4. Why insurers’ rates also rise even for subsidized plans
Two mechanisms push premiums up beyond just subsidy changes: (a) insurers price 2026 rates assuming the enhanced credits will not be renewed, which raises gross premiums; and (b) broader health‑care cost inflation (drugs, labor) is already driving proposals for larger increases. Rate filings in several states attribute 4–7 percentage points of proposed increases to the subsidy expiration, with the remainder tied to cost trends [7] [2].
5. Coverage and economic ripple effects beyond monthly premiums
Analysts warn that premium shocks could cause coverage losses and wider economic impacts: Urban Institute and related reporting project millions could lose ACA coverage or become uninsured, and briefs estimate higher uncompensated care and job impacts if many lose coverage; the Commonwealth Fund and other analysts quantify substantial potential increases in uninsured counts and downstream fiscal and system stress [9] [10]. The Congressional Budget Office and others have also modeled large coverage and federal cost effects tied to whether subsidies are extended [4] [9].

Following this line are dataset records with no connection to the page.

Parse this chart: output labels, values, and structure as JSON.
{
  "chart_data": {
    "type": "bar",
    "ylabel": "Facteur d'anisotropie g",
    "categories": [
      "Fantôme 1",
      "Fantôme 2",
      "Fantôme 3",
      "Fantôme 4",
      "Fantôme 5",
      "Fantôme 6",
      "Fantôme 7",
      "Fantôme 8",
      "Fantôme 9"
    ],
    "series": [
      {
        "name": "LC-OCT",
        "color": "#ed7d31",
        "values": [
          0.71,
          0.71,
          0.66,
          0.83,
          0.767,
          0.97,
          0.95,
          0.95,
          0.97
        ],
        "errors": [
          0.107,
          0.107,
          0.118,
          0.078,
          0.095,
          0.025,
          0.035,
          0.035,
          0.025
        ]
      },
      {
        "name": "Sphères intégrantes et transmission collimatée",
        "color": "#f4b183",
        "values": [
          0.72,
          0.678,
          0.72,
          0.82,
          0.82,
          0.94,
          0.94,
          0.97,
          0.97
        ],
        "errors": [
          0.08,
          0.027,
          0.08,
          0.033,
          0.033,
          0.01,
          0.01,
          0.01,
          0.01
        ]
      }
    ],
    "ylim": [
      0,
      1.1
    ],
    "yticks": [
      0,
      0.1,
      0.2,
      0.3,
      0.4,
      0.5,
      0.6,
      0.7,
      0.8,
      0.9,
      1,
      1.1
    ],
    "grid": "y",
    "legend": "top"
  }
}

6. What policy and consumer responses are available
Congressional action to extend or modify the enhanced credits would blunt or eliminate the projected premium shock; in the absence of legislative change, enrollees can shop for lower‑cost plans during open enrollment, and insurers/states may adjust filings — but available sources emphasize that late fixes can cause administrative and communication problems for open enrollment and rate setting [11] [9] [12].
7. Limitations, disagreements, and what reporting doesn’t settle
Estimates differ in scale because models use different 2026 premium baselines, behavioral assumptions, and enrollment projections; for example, Urban Institute, CBO, KFF and Bipartisan Policy Center provide overlapping but not identical forecasts of coverage loss and dollar impacts [4] [1] [10]. Available sources do not mention precise month‑by‑month premium changes for every enrollee or final 2026 rates (those will vary by plan, age, ZIP code and whether Congress acts) — state filings give early signals but are not the complete national picture [7] [2].
8. Bottom line for enrollees now
If enhanced credits expire, expect substantially higher monthly premiums for many Marketplace enrollees — on average more than double in net payments per several analyses — with the biggest hits to older people, those just above subsidy cutoffs, and residents of high‑premium states; precise impacts will depend on age, income, state and whether Congress intervenes before coverage year 2026 [1] [8] [5].